Nadia has criminal connections of her own by way of her ex-boyfriend Eric Deeds (Matthias Schoenaerts), a crazed petty thief who bumps his street cred by claiming to have murdered a kid who disappeared a decade earlier. Eric is the dog’s rightful owner and the one who beat and left it for dead. Bob learns of the connection when Eric stalks and blackmails him. Either Bob pays up or the dog gets it, again.
While the blackmail scheme plays out, dumbass thieves who robbed the bar have ambitious plans to return on a night that money gets dropped. There is a strange undercurrent to it all, and Bob can sense it. He’s use to the local riff-raff acting out their petty grievances, but based on past experience he’s worried that cousin Marv may be up to something. Something that Bob can’t clean up.
Crime novelist Dennis Lehane has a talent for writing gritty stories that when adapted to film give good actors great moments on the big screen. With “The Drop” he, for the first time in his career, has written the film adaptation of his own published material. What initially failed as a novel, became a short story entitled “Animal Rescue” from which Lehane wrote “The Drop” screenplay and subsequent movie tie-in book.
Lehane claims to have written “The Drop” with James Gandolfini in mind. It shows.

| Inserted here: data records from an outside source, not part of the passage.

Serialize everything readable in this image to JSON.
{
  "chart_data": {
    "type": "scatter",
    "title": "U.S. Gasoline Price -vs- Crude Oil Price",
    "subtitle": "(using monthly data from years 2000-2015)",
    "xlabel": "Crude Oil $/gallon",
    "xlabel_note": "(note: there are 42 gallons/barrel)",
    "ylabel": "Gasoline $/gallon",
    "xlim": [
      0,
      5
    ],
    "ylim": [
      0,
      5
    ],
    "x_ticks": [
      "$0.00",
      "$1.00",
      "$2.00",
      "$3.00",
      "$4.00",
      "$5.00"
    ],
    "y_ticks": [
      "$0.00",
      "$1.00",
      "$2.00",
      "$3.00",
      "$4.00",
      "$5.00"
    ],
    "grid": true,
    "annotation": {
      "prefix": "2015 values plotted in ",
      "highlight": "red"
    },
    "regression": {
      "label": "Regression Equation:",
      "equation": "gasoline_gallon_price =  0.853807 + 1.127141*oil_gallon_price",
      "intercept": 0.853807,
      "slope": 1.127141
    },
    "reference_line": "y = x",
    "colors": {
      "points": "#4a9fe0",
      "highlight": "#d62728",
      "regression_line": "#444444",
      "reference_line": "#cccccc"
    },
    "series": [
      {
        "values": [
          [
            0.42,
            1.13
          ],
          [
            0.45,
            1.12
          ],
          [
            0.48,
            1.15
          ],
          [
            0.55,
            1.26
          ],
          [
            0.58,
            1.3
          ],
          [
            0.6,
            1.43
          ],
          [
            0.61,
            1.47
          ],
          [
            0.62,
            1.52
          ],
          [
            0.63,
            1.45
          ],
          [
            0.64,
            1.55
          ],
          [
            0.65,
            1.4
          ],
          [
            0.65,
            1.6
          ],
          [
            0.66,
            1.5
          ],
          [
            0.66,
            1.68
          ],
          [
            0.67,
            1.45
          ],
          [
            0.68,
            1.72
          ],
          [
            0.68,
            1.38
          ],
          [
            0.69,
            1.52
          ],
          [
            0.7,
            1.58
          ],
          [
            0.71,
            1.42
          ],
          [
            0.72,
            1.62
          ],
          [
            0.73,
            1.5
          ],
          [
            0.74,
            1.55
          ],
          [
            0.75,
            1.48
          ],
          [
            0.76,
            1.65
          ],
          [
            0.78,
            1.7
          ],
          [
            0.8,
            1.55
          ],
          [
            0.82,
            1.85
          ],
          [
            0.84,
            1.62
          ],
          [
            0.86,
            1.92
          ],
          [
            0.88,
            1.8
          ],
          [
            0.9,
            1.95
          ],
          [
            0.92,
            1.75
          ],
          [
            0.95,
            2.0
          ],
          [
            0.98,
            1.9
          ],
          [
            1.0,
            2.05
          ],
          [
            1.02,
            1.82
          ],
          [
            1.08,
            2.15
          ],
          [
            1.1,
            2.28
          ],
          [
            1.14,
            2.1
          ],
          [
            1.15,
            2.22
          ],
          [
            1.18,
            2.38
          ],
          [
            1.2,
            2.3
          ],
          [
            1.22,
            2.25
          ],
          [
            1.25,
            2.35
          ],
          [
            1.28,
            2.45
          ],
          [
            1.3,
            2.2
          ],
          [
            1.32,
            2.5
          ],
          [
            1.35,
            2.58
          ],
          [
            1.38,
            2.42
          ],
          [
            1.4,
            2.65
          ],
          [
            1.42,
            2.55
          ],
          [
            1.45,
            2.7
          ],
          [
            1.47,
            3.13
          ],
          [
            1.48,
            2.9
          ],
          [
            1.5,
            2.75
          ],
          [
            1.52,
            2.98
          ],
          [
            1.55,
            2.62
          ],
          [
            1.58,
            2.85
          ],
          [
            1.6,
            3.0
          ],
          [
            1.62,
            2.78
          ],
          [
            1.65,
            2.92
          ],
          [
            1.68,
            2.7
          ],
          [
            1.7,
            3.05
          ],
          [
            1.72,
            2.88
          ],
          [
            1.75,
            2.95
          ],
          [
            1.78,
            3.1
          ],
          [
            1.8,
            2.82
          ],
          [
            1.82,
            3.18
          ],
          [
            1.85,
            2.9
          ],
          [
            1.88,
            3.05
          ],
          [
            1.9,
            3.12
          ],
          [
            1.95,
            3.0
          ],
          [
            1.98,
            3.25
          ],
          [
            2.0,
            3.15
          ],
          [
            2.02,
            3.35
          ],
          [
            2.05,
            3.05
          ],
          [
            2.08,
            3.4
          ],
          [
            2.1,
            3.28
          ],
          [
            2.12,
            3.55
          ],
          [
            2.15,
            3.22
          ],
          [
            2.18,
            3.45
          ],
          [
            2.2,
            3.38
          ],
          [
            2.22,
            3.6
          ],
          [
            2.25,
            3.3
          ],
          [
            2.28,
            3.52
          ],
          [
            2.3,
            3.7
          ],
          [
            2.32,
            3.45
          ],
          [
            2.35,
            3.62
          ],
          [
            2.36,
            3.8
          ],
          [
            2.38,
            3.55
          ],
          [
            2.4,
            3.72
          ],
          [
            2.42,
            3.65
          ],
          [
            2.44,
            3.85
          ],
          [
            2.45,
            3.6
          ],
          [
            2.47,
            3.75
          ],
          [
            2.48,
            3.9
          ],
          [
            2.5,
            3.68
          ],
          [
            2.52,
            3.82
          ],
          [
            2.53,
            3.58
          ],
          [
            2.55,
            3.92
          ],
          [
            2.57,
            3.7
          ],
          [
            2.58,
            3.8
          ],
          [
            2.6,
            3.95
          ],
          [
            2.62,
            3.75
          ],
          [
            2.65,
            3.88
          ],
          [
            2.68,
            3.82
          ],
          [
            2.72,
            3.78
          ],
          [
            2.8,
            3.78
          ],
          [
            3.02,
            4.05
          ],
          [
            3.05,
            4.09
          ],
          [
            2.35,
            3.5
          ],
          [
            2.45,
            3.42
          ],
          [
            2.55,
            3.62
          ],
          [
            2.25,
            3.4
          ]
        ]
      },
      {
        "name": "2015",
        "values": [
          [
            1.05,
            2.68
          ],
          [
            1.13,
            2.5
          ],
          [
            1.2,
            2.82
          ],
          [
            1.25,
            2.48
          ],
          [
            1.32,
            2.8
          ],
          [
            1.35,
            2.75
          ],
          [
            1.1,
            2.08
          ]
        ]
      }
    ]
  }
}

Gandolfini embodies a full dimensional character, lovingly shaped by a writer who understands what happens to people when they lose their identity.
Gandolfini’s scenes with Hardy are the best of the film. They arrive as a delicious, chewy core to an otherwise crusty outer story. While Hardy play Bob at the moral center, Gandolfini’s Marv is a reluctant has-been, a tough, sad character who has only memories of the glory days and a good shot of whiskey to grace his day. Together they are like another Hardy screen duo – Laurel and Hardy. No comedy, just determined talk about survival. Their dialogue is the only key to what eventually happens at the bar. Cleverly written, their conversations don’t lay specific clues, just build the suspense for an edge-of-your-seat reckoning.
Like so many of Lehane’s stories, “The Drop” is a testament to people at the bottom of the pay scale, hard-working and persistent despite being beaten down by folly, hard luck, and violence. Stuff happens. When it does, guys like Bob are there to clean up the mess, get the girl, and take care of the dog.
Directed by Michael R. Roskam. Written by Dennis Lehane, based on his short story “Animal Rescue.” Released by Fox Searchlight Pictures. Running time: 1 hour 46 minutes.
Cast: Tom Hardy (Bob), Noomi Rapace (Nadia), James Gandolfini (Cousin Marv), Matthias Schoenaerts (Eric Deeds), John Ortiz (Detective Torres), Michael Aronov (Chovka), James Frecheville (Fitz).